Rustfst

License: MIT/Apache-2.0 Maintenance macOS Linux Github tag

Rust

rustc >= 1.51.0 Native Linux test status Documentation

Python

PyPI version PyPI download month PyPI pyversions

This repo contains a Rust implementation of Weighted Finite States Transducers. Along with a Python binding.

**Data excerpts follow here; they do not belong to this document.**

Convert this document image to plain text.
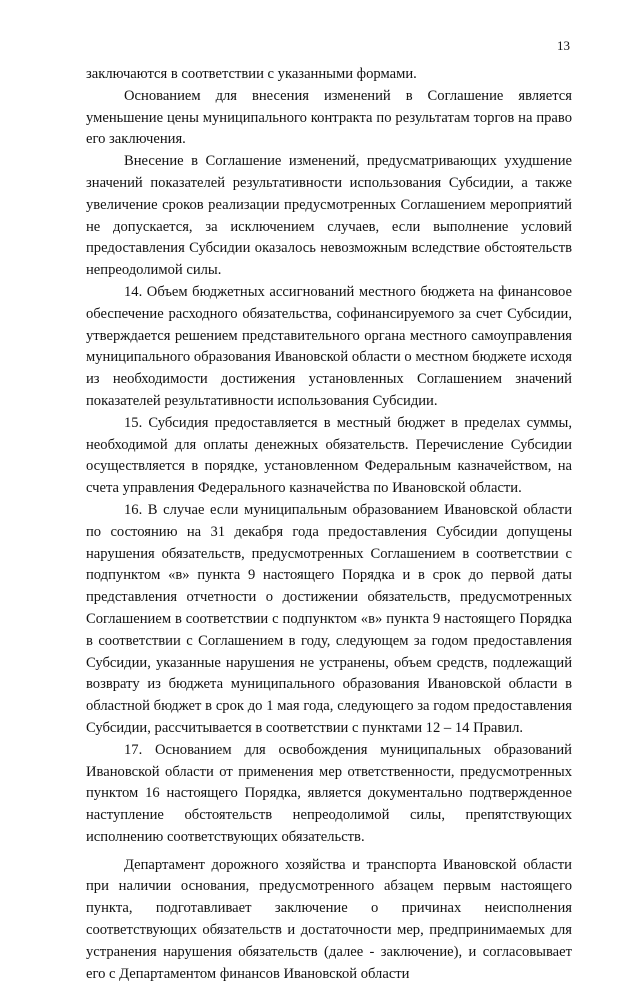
13

заключаются в соответствии с указанными формами.

Основанием для внесения изменений в Соглашение является уменьшение цены муниципального контракта по результатам торгов на право его заключения.

Внесение в Соглашение изменений, предусматривающих ухудшение значений показателей результативности использования Субсидии, а также увеличение сроков реализации предусмотренных Соглашением мероприятий не допускается, за исключением случаев, если выполнение условий предоставления Субсидии оказалось невозможным вследствие обстоятельств непреодолимой силы.

14. Объем бюджетных ассигнований местного бюджета на финансовое обеспечение расходного обязательства, софинансируемого за счет Субсидии, утверждается решением представительного органа местного самоуправления муниципального образования Ивановской области о местном бюджете исходя из необходимости достижения установленных Соглашением значений показателей результативности использования Субсидии.

15. Субсидия предоставляется в местный бюджет в пределах суммы, необходимой для оплаты денежных обязательств. Перечисление Субсидии осуществляется в порядке, установленном Федеральным казначейством, на счета управления Федерального казначейства по Ивановской области.

16. В случае если муниципальным образованием Ивановской области по состоянию на 31 декабря года предоставления Субсидии допущены нарушения обязательств, предусмотренных Соглашением в соответствии с подпунктом «в» пункта 9 настоящего Порядка и в срок до первой даты представления отчетности о достижении обязательств, предусмотренных Соглашением в соответствии с подпунктом «в» пункта 9 настоящего Порядка в соответствии с Соглашением в году, следующем за годом предоставления Субсидии, указанные нарушения не устранены, объем средств, подлежащий возврату из бюджета муниципального образования Ивановской области в областной бюджет в срок до 1 мая года, следующего за годом предоставления Субсидии, рассчитывается в соответствии с пунктами 12 – 14 Правил.

17. Основанием для освобождения муниципальных образований Ивановской области от применения мер ответственности, предусмотренных пунктом 16 настоящего Порядка, является документально подтвержденное наступление обстоятельств непреодолимой силы, препятствующих исполнению соответствующих обязательств.

Департамент дорожного хозяйства и транспорта Ивановской области при наличии основания, предусмотренного абзацем первым настоящего пункта, подготавливает заключение о причинах неисполнения соответствующих обязательств и достаточности мер, предпринимаемых для устранения нарушения обязательств (далее - заключение), и согласовывает его с Департаментом финансов Ивановской области
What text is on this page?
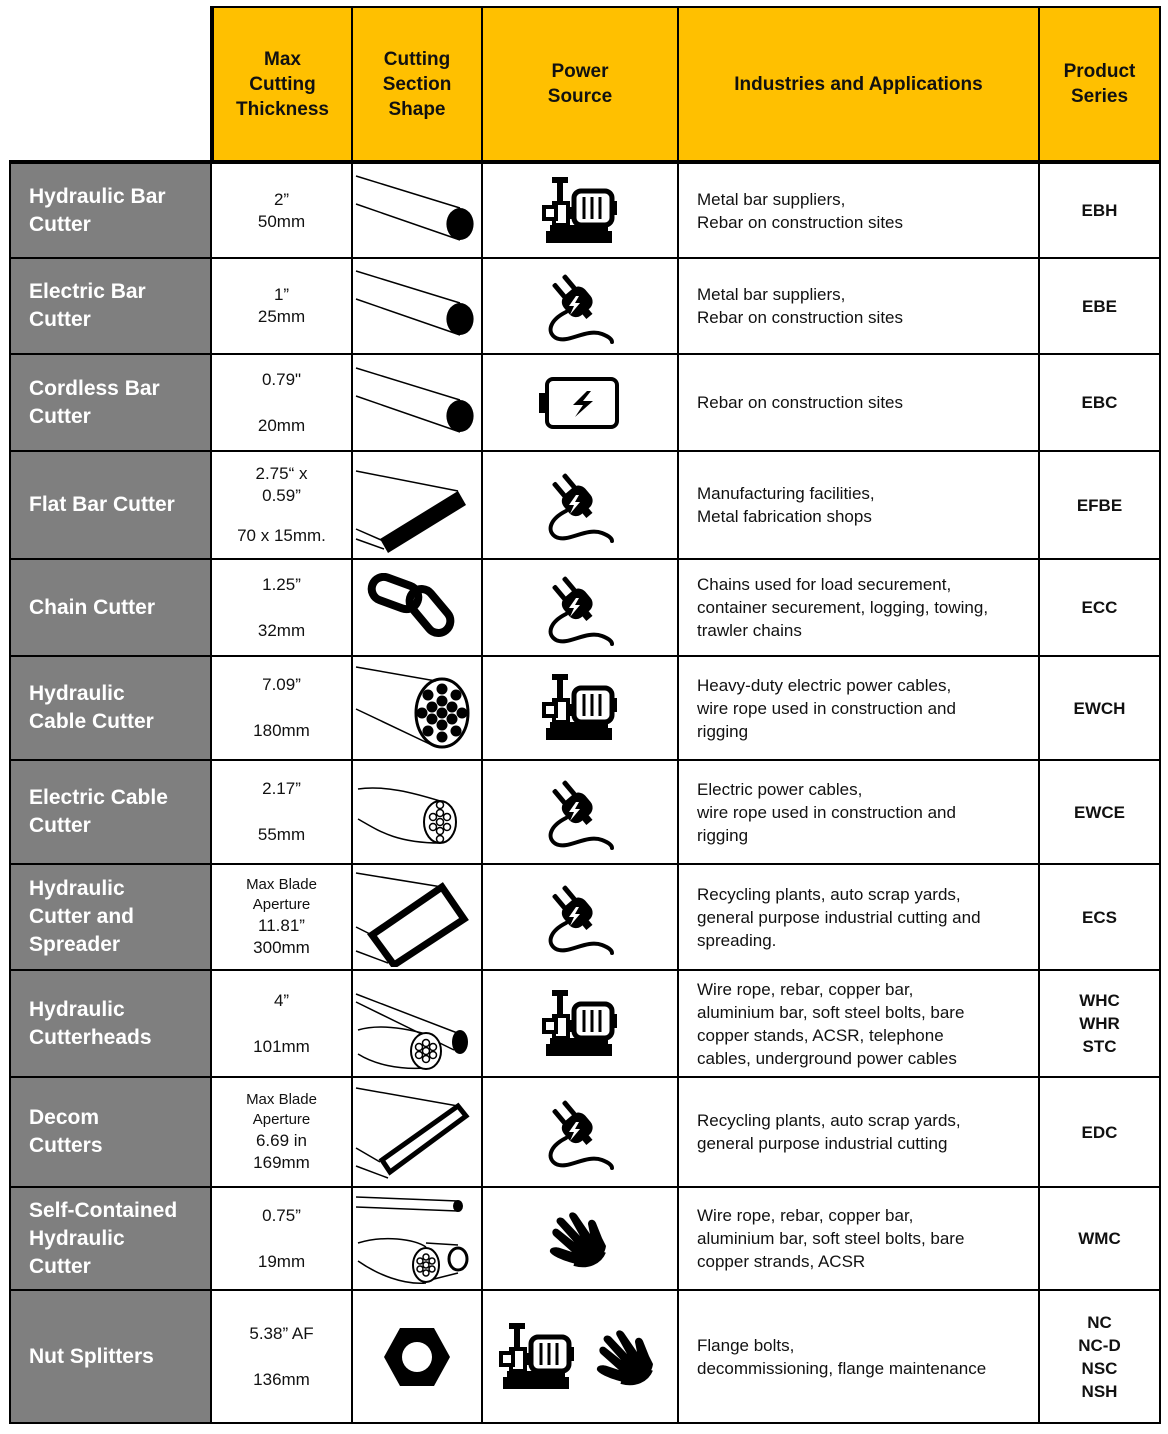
Max
Cutting
Thickness
Cutting
Section
Shape
Power
Source
Industries and Applications
Product
Series
Hydraulic Bar
Cutter
2”
50mm
Metal bar suppliers,
Rebar on construction sites
EBH
Electric Bar
Cutter
1”
25mm
Metal bar suppliers,
Rebar on construction sites
EBE
Cordless Bar
Cutter
0.79"
20mm
Rebar on construction sites	EBC
Flat Bar Cutter
2.75“ x
0.59”
70 x 15mm.
Manufacturing facilities,
Metal fabrication shops
EFBE
Chain Cutter
1.25”
32mm
Chains used for load securement,
container securement, logging, towing,
trawler chains
ECC
Hydraulic
Cable Cutter
7.09”
180mm
Heavy-duty electric power cables,
wire rope used in construction and
rigging
EWCH
Electric Cable
Cutter
2.17”
55mm
Electric power cables,
wire rope used in construction and
rigging
EWCE
Hydraulic
Cutter and
Spreader
Max Blade
Aperture
11.81”
300mm
Recycling plants, auto scrap yards,
general purpose industrial cutting and
spreading.
ECS
Hydraulic
Cutterheads
4”
101mm
Wire rope, rebar, copper bar,
aluminium bar, soft steel bolts, bare
copper stands, ACSR, telephone
cables, underground power cables
WHC
WHR
STC
Decom
Cutters
Max Blade
Aperture
6.69 in
169mm
Recycling plants, auto scrap yards,
general purpose industrial cutting
EDC
Self-Contained
Hydraulic
Cutter
0.75”
19mm
Wire rope, rebar, copper bar,
aluminium bar, soft steel bolts, bare
copper strands, ACSR
WMC
Nut Splitters
5.38” AF
136mm
Flange bolts,
decommissioning, flange maintenance
NC
NC-D
NSC
NSH
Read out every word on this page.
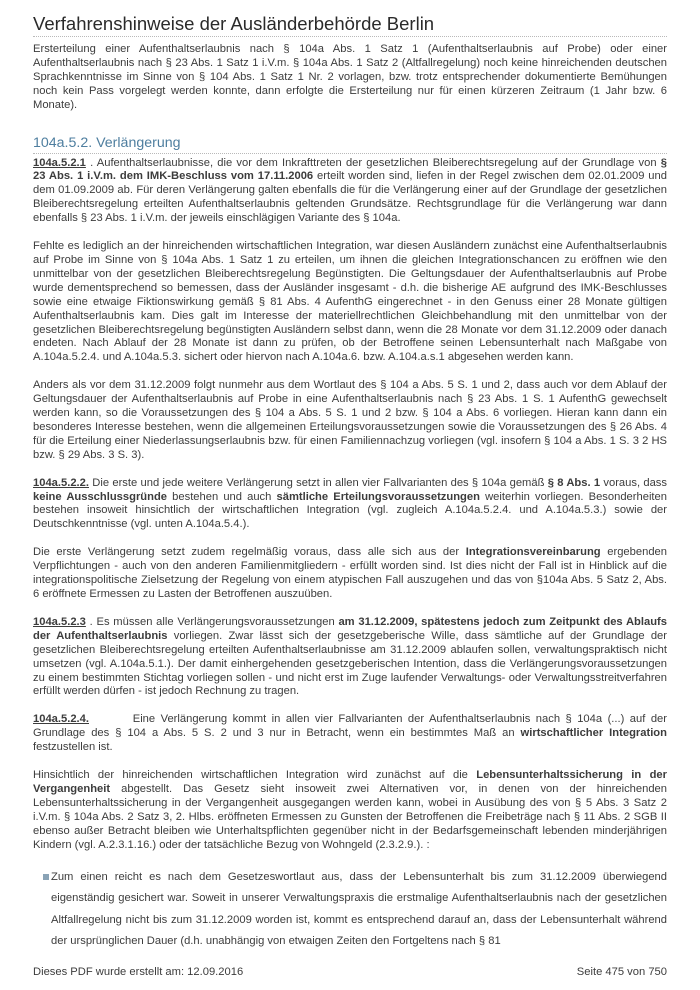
Verfahrenshinweise der Ausländerbehörde Berlin

Ersterteilung einer Aufenthaltserlaubnis nach § 104a Abs. 1 Satz 1 (Aufenthaltserlaubnis auf Probe) oder einer Aufenthaltserlaubnis nach § 23 Abs. 1 Satz 1 i.V.m. § 104a Abs. 1 Satz 2 (Altfallregelung) noch keine hinreichenden deutschen Sprachkenntnisse im Sinne von § 104 Abs. 1 Satz 1 Nr. 2 vorlagen, bzw. trotz entsprechender dokumentierte Bemühungen noch kein Pass vorgelegt werden konnte, dann erfolgte die Ersterteilung nur für einen kürzeren Zeitraum (1 Jahr bzw. 6 Monate).

104a.5.2. Verlängerung

104a.5.2.1 . Aufenthaltserlaubnisse, die vor dem Inkrafttreten der gesetzlichen Bleiberechtsregelung auf der Grundlage von § 23 Abs. 1 i.V.m. dem IMK-Beschluss vom 17.11.2006 erteilt worden sind, liefen in der Regel zwischen dem 02.01.2009 und dem 01.09.2009 ab. Für deren Verlängerung galten ebenfalls die für die Verlängerung einer auf der Grundlage der gesetzlichen Bleiberechtsregelung erteilten Aufenthaltserlaubnis geltenden Grundsätze. Rechtsgrundlage für die Verlängerung war dann ebenfalls § 23 Abs. 1 i.V.m. der jeweils einschlägigen Variante des § 104a.

Fehlte es lediglich an der hinreichenden wirtschaftlichen Integration, war diesen Ausländern zunächst eine Aufenthaltserlaubnis auf Probe im Sinne von § 104a Abs. 1 Satz 1 zu erteilen, um ihnen die gleichen Integrationschancen zu eröffnen wie den unmittelbar von der gesetzlichen Bleiberechtsregelung Begünstigten. Die Geltungsdauer der Aufenthaltserlaubnis auf Probe wurde dementsprechend so bemessen, dass der Ausländer insgesamt - d.h. die bisherige AE aufgrund des IMK-Beschlusses sowie eine etwaige Fiktionswirkung gemäß § 81 Abs. 4 AufenthG eingerechnet - in den Genuss einer 28 Monate gültigen Aufenthaltserlaubnis kam. Dies galt im Interesse der materiellrechtlichen Gleichbehandlung mit den unmittelbar von der gesetzlichen Bleiberechtsregelung begünstigten Ausländern selbst dann, wenn die 28 Monate vor dem 31.12.2009 oder danach endeten. Nach Ablauf der 28 Monate ist dann zu prüfen, ob der Betroffene seinen Lebensunterhalt nach Maßgabe von A.104a.5.2.4. und A.104a.5.3. sichert oder hiervon nach A.104a.6. bzw. A.104.a.s.1 abgesehen werden kann.

Anders als vor dem 31.12.2009 folgt nunmehr aus dem Wortlaut des § 104 a Abs. 5 S. 1 und 2, dass auch vor dem Ablauf der Geltungsdauer der Aufenthaltserlaubnis auf Probe in eine Aufenthaltserlaubnis nach § 23 Abs. 1 S. 1 AufenthG gewechselt werden kann, so die Voraussetzungen des § 104 a Abs. 5 S. 1 und 2 bzw. § 104 a Abs. 6 vorliegen. Hieran kann dann ein besonderes Interesse bestehen, wenn die allgemeinen Erteilungsvoraussetzungen sowie die Voraussetzungen des § 26 Abs. 4 für die Erteilung einer Niederlassungserlaubnis bzw. für einen Familiennachzug vorliegen (vgl. insofern § 104 a Abs. 1 S. 3 2 HS bzw. § 29 Abs. 3 S. 3).

104a.5.2.2. Die erste und jede weitere Verlängerung setzt in allen vier Fallvarianten des § 104a gemäß § 8 Abs. 1 voraus, dass keine Ausschlussgründe bestehen und auch sämtliche Erteilungsvoraussetzungen weiterhin vorliegen. Besonderheiten bestehen insoweit hinsichtlich der wirtschaftlichen Integration (vgl. zugleich A.104a.5.2.4. und A.104a.5.3.) sowie der Deutschkenntnisse (vgl. unten A.104a.5.4.).

Die erste Verlängerung setzt zudem regelmäßig voraus, dass alle sich aus der Integrationsvereinbarung ergebenden Verpflichtungen - auch von den anderen Familienmitgliedern - erfüllt worden sind. Ist dies nicht der Fall ist in Hinblick auf die integrationspolitische Zielsetzung der Regelung von einem atypischen Fall auszugehen und das von §104a Abs. 5 Satz 2, Abs. 6 eröffnete Ermessen zu Lasten der Betroffenen auszuüben.

104a.5.2.3 . Es müssen alle Verlängerungsvoraussetzungen am 31.12.2009, spätestens jedoch zum Zeitpunkt des Ablaufs der Aufenthaltserlaubnis vorliegen. Zwar lässt sich der gesetzgeberische Wille, dass sämtliche auf der Grundlage der gesetzlichen Bleiberechtsregelung erteilten Aufenthaltserlaubnisse am 31.12.2009 ablaufen sollen, verwaltungspraktisch nicht umsetzen (vgl. A.104a.5.1.). Der damit einhergehenden gesetzgeberischen Intention, dass die Verlängerungsvoraussetzungen zu einem bestimmten Stichtag vorliegen sollen - und nicht erst im Zuge laufender Verwaltungs- oder Verwaltungsstreitverfahren erfüllt werden dürfen - ist jedoch Rechnung zu tragen.

104a.5.2.4.        Eine Verlängerung kommt in allen vier Fallvarianten der Aufenthaltserlaubnis nach § 104a (...) auf der Grundlage des § 104 a Abs. 5 S. 2 und 3 nur in Betracht, wenn ein bestimmtes Maß an wirtschaftlicher Integration festzustellen ist.

Hinsichtlich der hinreichenden wirtschaftlichen Integration wird zunächst auf die Lebensunterhaltssicherung in der Vergangenheit abgestellt. Das Gesetz sieht insoweit zwei Alternativen vor, in denen von der hinreichenden Lebensunterhaltssicherung in der Vergangenheit ausgegangen werden kann, wobei in Ausübung des von § 5 Abs. 3 Satz 2 i.V.m. § 104a Abs. 2 Satz 3, 2. Hlbs. eröffneten Ermessen zu Gunsten der Betroffenen die Freibeträge nach § 11 Abs. 2 SGB II ebenso außer Betracht bleiben wie Unterhaltspflichten gegenüber nicht in der Bedarfsgemeinschaft lebenden minderjährigen Kindern (vgl. A.2.3.1.16.) oder der tatsächliche Bezug von Wohngeld (2.3.2.9.). :

Zum einen reicht es nach dem Gesetzeswortlaut aus, dass der Lebensunterhalt bis zum 31.12.2009 überwiegend eigenständig gesichert war. Soweit in unserer Verwaltungspraxis die erstmalige Aufenthaltserlaubnis nach der gesetzlichen Altfallregelung nicht bis zum 31.12.2009 worden ist, kommt es entsprechend darauf an, dass der Lebensunterhalt während der ursprünglichen Dauer (d.h. unabhängig von etwaigen Zeiten den Fortgeltens nach § 81

Dieses PDF wurde erstellt am: 12.09.2016	Seite 475 von 750
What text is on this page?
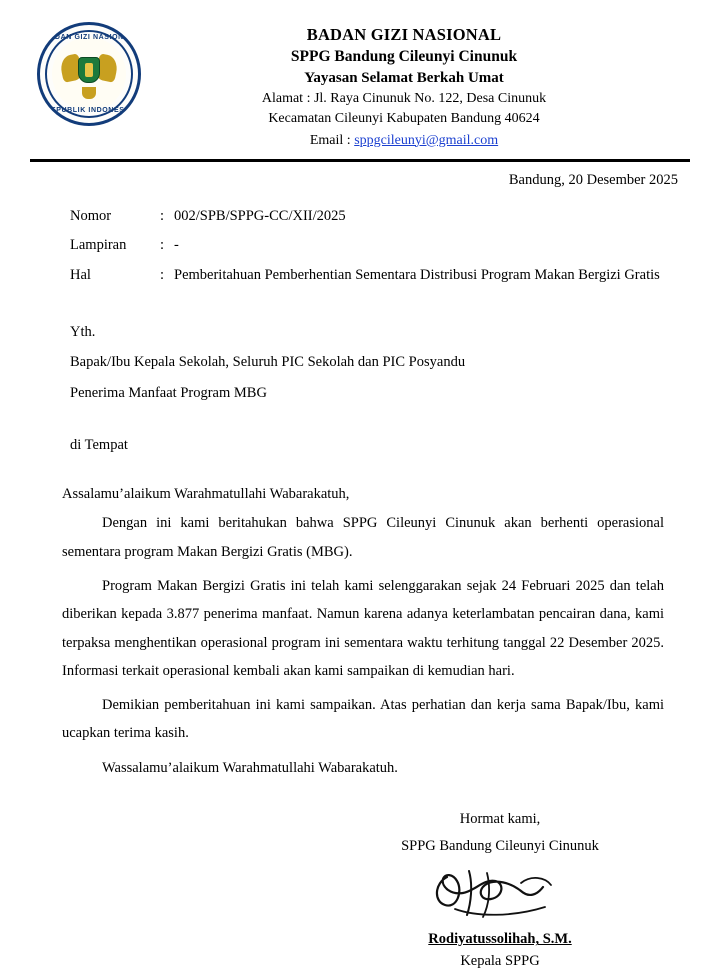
BADAN GIZI NASIONAL
REPUBLIK INDONESIA
BADAN GIZI NASIONAL
SPPG Bandung Cileunyi Cinunuk
Yayasan Selamat Berkah Umat
Alamat : Jl. Raya Cinunuk No. 122, Desa Cinunuk
Kecamatan Cileunyi Kabupaten Bandung 40624
Email : sppgcileunyi@gmail.com
Bandung, 20 Desember 2025
Nomor	: 002/SPB/SPPG-CC/XII/2025
Lampiran	: -
Hal	: Pemberitahuan Pemberhentian Sementara Distribusi Program Makan Bergizi Gratis
Yth.
Bapak/Ibu Kepala Sekolah, Seluruh PIC Sekolah dan PIC Posyandu
Penerima Manfaat Program MBG
di Tempat
Assalamu’alaikum Warahmatullahi Wabarakatuh,
Dengan ini kami beritahukan bahwa SPPG Cileunyi Cinunuk akan berhenti operasional sementara program Makan Bergizi Gratis (MBG).
Program Makan Bergizi Gratis ini telah kami selenggarakan sejak 24 Februari 2025 dan telah diberikan kepada 3.877 penerima manfaat. Namun karena adanya keterlambatan pencairan dana, kami terpaksa menghentikan operasional program ini sementara waktu terhitung tanggal 22 Desember 2025. Informasi terkait operasional kembali akan kami sampaikan di kemudian hari.
Demikian pemberitahuan ini kami sampaikan. Atas perhatian dan kerja sama Bapak/Ibu, kami ucapkan terima kasih.
Wassalamu’alaikum Warahmatullahi Wabarakatuh.
Hormat kami,
SPPG Bandung Cileunyi Cinunuk
Rodiyatussolihah, S.M.
Kepala SPPG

Rustfst is a library for constructing, combining, optimizing, and searching weighted finite-state transducers (FSTs). Weighted finite-state transducers are automata where each transition has an input label, an output label, and a weight. The more familiar finite-state acceptor is represented as a transducer with each transition's input and output label equal. Finite-state acceptors are used to represent sets of strings (specifically, regular or rational sets); finite-state transducers are used to represent binary relations between pairs of strings (specifically, rational transductions). The weights can be used to represent the cost of taking a particular transition.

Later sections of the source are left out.